Miguel Otávio, filho negro de uma empregada doméstica, morreu sob os cuidados da patroa da mãe, Sarí Gaspar, quando caiu de um prédio luxuoso no Recife. A liberação de Sarí da delegacia, após o pagamento de uma fiança que custou R$ 20 mil, é o retrato do quão pouco tem valido vidas negras num país que tanto mata homens e mulheres pretos. É o retrato da discriminação, da negligência em sua face mais cruel: se fosse o inverso, a emprega displicente e o filho da patroa, quantos anos de prisão não pegaria a mulher?
A mãe do garoto, Mirtes, tinha ido passear com os cachorros da patroa, enquanto Miguel ficou no apartamento. Em gravações extraídas do sistema do condomínio, Sarí aparece conversando com Miguel no elevador, quando as portas se fecham e o menino desce no nono andar. Depois, ele escala uma grade que fica na ala do andar, e cai.

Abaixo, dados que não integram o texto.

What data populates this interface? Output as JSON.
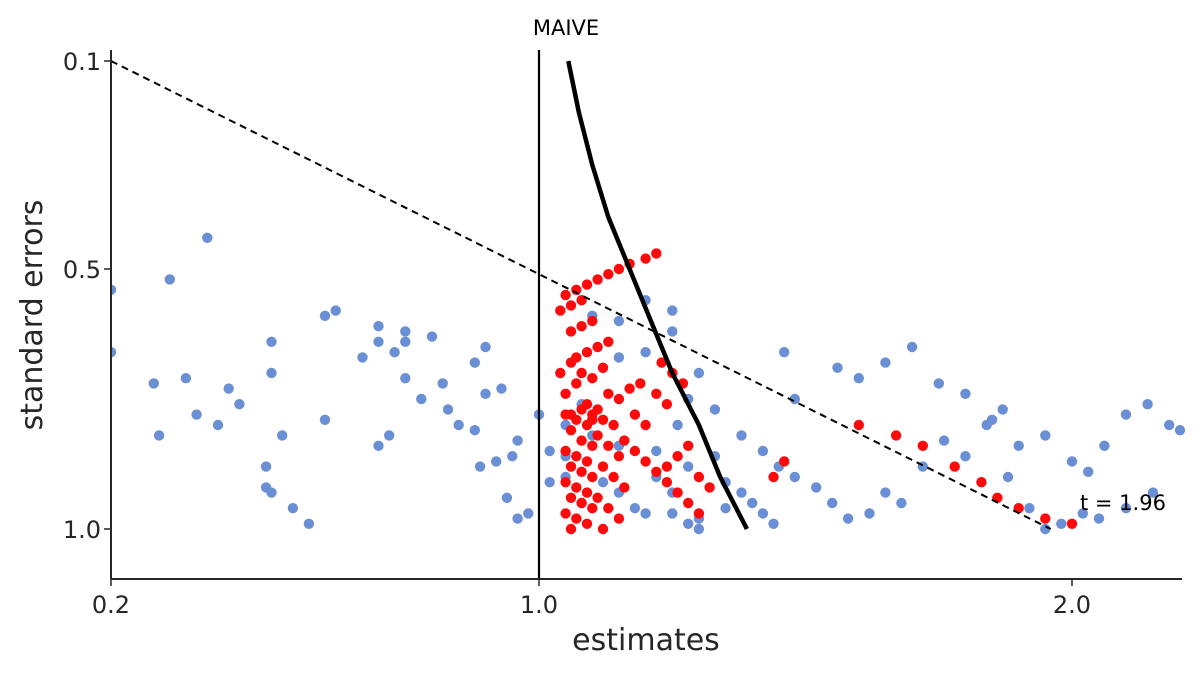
{
  "chart_data": {
    "type": "scatter",
    "xlabel": "estimates",
    "ylabel": "standard errors",
    "xlim": [
      0.2,
      2.2
    ],
    "ylim": [
      1.1,
      0.08
    ],
    "y_inverted": true,
    "xticks": [
      {
        "v": 0.2,
        "label": "0.2"
      },
      {
        "v": 1.0,
        "label": "1.0"
      },
      {
        "v": 2.0,
        "label": "2.0"
      }
    ],
    "yticks": [
      {
        "v": 0.1,
        "label": "0.1"
      },
      {
        "v": 0.5,
        "label": "0.5"
      },
      {
        "v": 1.0,
        "label": "1.0"
      }
    ],
    "grid": false,
    "colors": {
      "blue": "#6a8fd4",
      "red": "#ff0a0a",
      "axis": "#262626",
      "line": "#000000"
    },
    "vline": {
      "x": 1.0,
      "label": "MAIVE"
    },
    "dashed_line": {
      "points": [
        [
          0.2,
          0.1
        ],
        [
          1.96,
          1.0
        ]
      ],
      "label": "t = 1.96"
    },
    "curve": [
      [
        1.055,
        0.1
      ],
      [
        1.075,
        0.2
      ],
      [
        1.1,
        0.3
      ],
      [
        1.13,
        0.4
      ],
      [
        1.17,
        0.5
      ],
      [
        1.21,
        0.6
      ],
      [
        1.25,
        0.7
      ],
      [
        1.3,
        0.8
      ],
      [
        1.34,
        0.9
      ],
      [
        1.39,
        1.0
      ]
    ],
    "series": [
      {
        "color": "blue",
        "points": [
          [
            0.2,
            0.54
          ],
          [
            0.2,
            0.66
          ],
          [
            0.31,
            0.52
          ],
          [
            0.38,
            0.44
          ],
          [
            0.42,
            0.73
          ],
          [
            0.5,
            0.64
          ],
          [
            0.36,
            0.78
          ],
          [
            0.4,
            0.8
          ],
          [
            0.28,
            0.72
          ],
          [
            0.34,
            0.71
          ],
          [
            0.29,
            0.82
          ],
          [
            0.44,
            0.76
          ],
          [
            0.49,
            0.88
          ],
          [
            0.49,
            0.92
          ],
          [
            0.5,
            0.93
          ],
          [
            0.52,
            0.82
          ],
          [
            0.54,
            0.96
          ],
          [
            0.57,
            0.99
          ],
          [
            0.6,
            0.59
          ],
          [
            0.62,
            0.58
          ],
          [
            0.67,
            0.67
          ],
          [
            0.7,
            0.61
          ],
          [
            0.7,
            0.64
          ],
          [
            0.73,
            0.66
          ],
          [
            0.75,
            0.62
          ],
          [
            0.75,
            0.64
          ],
          [
            0.75,
            0.71
          ],
          [
            0.8,
            0.63
          ],
          [
            0.83,
            0.77
          ],
          [
            0.89,
            0.88
          ],
          [
            0.94,
            0.94
          ],
          [
            0.96,
            0.98
          ],
          [
            1.0,
            0.78
          ],
          [
            1.02,
            0.91
          ],
          [
            1.05,
            0.9
          ],
          [
            0.5,
            0.7
          ],
          [
            0.6,
            0.79
          ],
          [
            0.72,
            0.82
          ],
          [
            0.7,
            0.84
          ],
          [
            0.78,
            0.75
          ],
          [
            0.82,
            0.72
          ],
          [
            0.85,
            0.8
          ],
          [
            0.88,
            0.81
          ],
          [
            0.9,
            0.74
          ],
          [
            0.92,
            0.87
          ],
          [
            0.95,
            0.86
          ],
          [
            0.98,
            0.97
          ],
          [
            0.88,
            0.68
          ],
          [
            0.9,
            0.65
          ],
          [
            0.93,
            0.73
          ],
          [
            0.96,
            0.83
          ],
          [
            1.02,
            0.85
          ],
          [
            1.05,
            0.8
          ],
          [
            1.08,
            0.76
          ],
          [
            1.12,
            0.69
          ],
          [
            1.15,
            0.67
          ],
          [
            1.2,
            0.66
          ],
          [
            1.25,
            0.62
          ],
          [
            1.28,
            0.75
          ],
          [
            1.3,
            0.7
          ],
          [
            1.33,
            0.77
          ],
          [
            1.1,
            0.59
          ],
          [
            1.15,
            0.6
          ],
          [
            1.2,
            0.56
          ],
          [
            1.25,
            0.58
          ],
          [
            1.08,
            0.95
          ],
          [
            1.12,
            0.91
          ],
          [
            1.15,
            0.93
          ],
          [
            1.18,
            0.96
          ],
          [
            1.2,
            0.97
          ],
          [
            1.22,
            0.9
          ],
          [
            1.25,
            0.93
          ],
          [
            1.28,
            0.88
          ],
          [
            1.3,
            0.98
          ],
          [
            1.05,
            0.86
          ],
          [
            1.1,
            0.82
          ],
          [
            1.15,
            0.84
          ],
          [
            1.22,
            0.85
          ],
          [
            1.26,
            0.8
          ],
          [
            1.33,
            0.86
          ],
          [
            1.38,
            0.82
          ],
          [
            1.42,
            0.85
          ],
          [
            1.45,
            0.88
          ],
          [
            1.48,
            0.9
          ],
          [
            1.52,
            0.92
          ],
          [
            1.55,
            0.95
          ],
          [
            1.58,
            0.98
          ],
          [
            1.62,
            0.97
          ],
          [
            1.65,
            0.93
          ],
          [
            1.68,
            0.95
          ],
          [
            1.72,
            0.88
          ],
          [
            1.76,
            0.83
          ],
          [
            1.8,
            0.86
          ],
          [
            1.84,
            0.8
          ],
          [
            1.87,
            0.77
          ],
          [
            1.9,
            0.84
          ],
          [
            1.95,
            0.82
          ],
          [
            2.0,
            0.87
          ],
          [
            2.03,
            0.89
          ],
          [
            2.06,
            0.84
          ],
          [
            2.1,
            0.78
          ],
          [
            2.14,
            0.76
          ],
          [
            2.18,
            0.8
          ],
          [
            2.2,
            0.81
          ],
          [
            2.15,
            0.93
          ],
          [
            2.1,
            0.96
          ],
          [
            2.05,
            0.98
          ],
          [
            1.46,
            0.66
          ],
          [
            1.48,
            0.75
          ],
          [
            1.56,
            0.69
          ],
          [
            1.6,
            0.71
          ],
          [
            1.65,
            0.68
          ],
          [
            1.7,
            0.65
          ],
          [
            1.75,
            0.72
          ],
          [
            1.8,
            0.74
          ],
          [
            1.85,
            0.79
          ],
          [
            1.88,
            0.9
          ],
          [
            1.92,
            0.96
          ],
          [
            1.95,
            1.0
          ],
          [
            1.98,
            0.99
          ],
          [
            2.02,
            0.97
          ],
          [
            1.35,
            0.91
          ],
          [
            1.38,
            0.93
          ],
          [
            1.4,
            0.95
          ],
          [
            1.42,
            0.97
          ],
          [
            1.44,
            0.99
          ],
          [
            1.3,
            1.0
          ],
          [
            1.28,
            0.99
          ],
          [
            1.25,
            0.97
          ],
          [
            1.35,
            0.96
          ]
        ]
      },
      {
        "color": "red",
        "points": [
          [
            1.05,
            0.78
          ],
          [
            1.07,
            0.79
          ],
          [
            1.09,
            0.8
          ],
          [
            1.06,
            0.81
          ],
          [
            1.08,
            0.83
          ],
          [
            1.1,
            0.84
          ],
          [
            1.05,
            0.85
          ],
          [
            1.07,
            0.86
          ],
          [
            1.09,
            0.87
          ],
          [
            1.06,
            0.88
          ],
          [
            1.08,
            0.89
          ],
          [
            1.1,
            0.9
          ],
          [
            1.05,
            0.91
          ],
          [
            1.07,
            0.92
          ],
          [
            1.09,
            0.93
          ],
          [
            1.06,
            0.94
          ],
          [
            1.08,
            0.95
          ],
          [
            1.1,
            0.96
          ],
          [
            1.05,
            0.97
          ],
          [
            1.07,
            0.98
          ],
          [
            1.09,
            0.99
          ],
          [
            1.06,
            1.0
          ],
          [
            1.11,
            0.82
          ],
          [
            1.13,
            0.84
          ],
          [
            1.15,
            0.86
          ],
          [
            1.12,
            0.88
          ],
          [
            1.14,
            0.9
          ],
          [
            1.16,
            0.92
          ],
          [
            1.11,
            0.94
          ],
          [
            1.13,
            0.96
          ],
          [
            1.15,
            0.98
          ],
          [
            1.12,
            1.0
          ],
          [
            1.14,
            0.8
          ],
          [
            1.16,
            0.83
          ],
          [
            1.18,
            0.85
          ],
          [
            1.2,
            0.87
          ],
          [
            1.22,
            0.89
          ],
          [
            1.24,
            0.91
          ],
          [
            1.26,
            0.93
          ],
          [
            1.28,
            0.95
          ],
          [
            1.3,
            0.97
          ],
          [
            1.1,
            0.78
          ],
          [
            1.12,
            0.79
          ],
          [
            1.09,
            0.76
          ],
          [
            1.11,
            0.77
          ],
          [
            1.13,
            0.74
          ],
          [
            1.15,
            0.75
          ],
          [
            1.17,
            0.73
          ],
          [
            1.19,
            0.72
          ],
          [
            1.08,
            0.7
          ],
          [
            1.1,
            0.71
          ],
          [
            1.12,
            0.69
          ],
          [
            1.06,
            0.68
          ],
          [
            1.07,
            0.67
          ],
          [
            1.09,
            0.66
          ],
          [
            1.11,
            0.65
          ],
          [
            1.13,
            0.64
          ],
          [
            1.06,
            0.62
          ],
          [
            1.08,
            0.61
          ],
          [
            1.1,
            0.6
          ],
          [
            1.04,
            0.58
          ],
          [
            1.06,
            0.57
          ],
          [
            1.08,
            0.56
          ],
          [
            1.05,
            0.55
          ],
          [
            1.07,
            0.54
          ],
          [
            1.09,
            0.53
          ],
          [
            1.11,
            0.52
          ],
          [
            1.13,
            0.51
          ],
          [
            1.15,
            0.5
          ],
          [
            1.17,
            0.49
          ],
          [
            1.2,
            0.48
          ],
          [
            1.22,
            0.47
          ],
          [
            1.05,
            0.74
          ],
          [
            1.07,
            0.72
          ],
          [
            1.04,
            0.7
          ],
          [
            1.06,
            0.78
          ],
          [
            1.08,
            0.77
          ],
          [
            1.1,
            0.79
          ],
          [
            1.24,
            0.88
          ],
          [
            1.26,
            0.86
          ],
          [
            1.28,
            0.84
          ],
          [
            1.3,
            0.9
          ],
          [
            1.32,
            0.92
          ],
          [
            1.44,
            0.9
          ],
          [
            1.46,
            0.87
          ],
          [
            1.6,
            0.8
          ],
          [
            1.67,
            0.82
          ],
          [
            1.72,
            0.84
          ],
          [
            1.78,
            0.88
          ],
          [
            1.83,
            0.91
          ],
          [
            1.86,
            0.94
          ],
          [
            1.9,
            0.96
          ],
          [
            1.95,
            0.98
          ],
          [
            2.0,
            0.99
          ],
          [
            1.23,
            0.68
          ],
          [
            1.25,
            0.7
          ],
          [
            1.27,
            0.72
          ],
          [
            1.22,
            0.74
          ],
          [
            1.24,
            0.76
          ],
          [
            1.18,
            0.78
          ],
          [
            1.2,
            0.8
          ]
        ]
      }
    ]
  }
}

Na conjuntura atual, a manutenção das estruturas coloniais ainda imputa à mulher negra a servidão a uma elite que se exime de qualquer respeito e cumprimento de direitos. Na história de Miguel, os cachorros da patroa parecem valer mais de que a vida negra, reflexo de um racismo impregnado que pretende perpetuar superioridade branca a qualquer justo.
Em abril, os empregadores Sarí e seu marido, Sérgio Hacker (PSB), que é prefeito de Tamandaré, testaram positivo para o novo coronavírus, e mesmo assim continuaram obrigando Mirtes a trabalhar. Mirtes, Miguel e a mãe de Mirtes chegaram a também ter o vírus. Quantos mais no país da desigualdade não fazem o mesmo?
Que o racismo nos revolte, nos faça ocupar ruas e vielas, nos faça cobrar igualdade e respeito. Como tem sido por George Floyd, que injustamente perdeu a vida por repressão policial branca, essa que tanto insiste em matar.
Por Miguel, justiça! Vidas negras importam!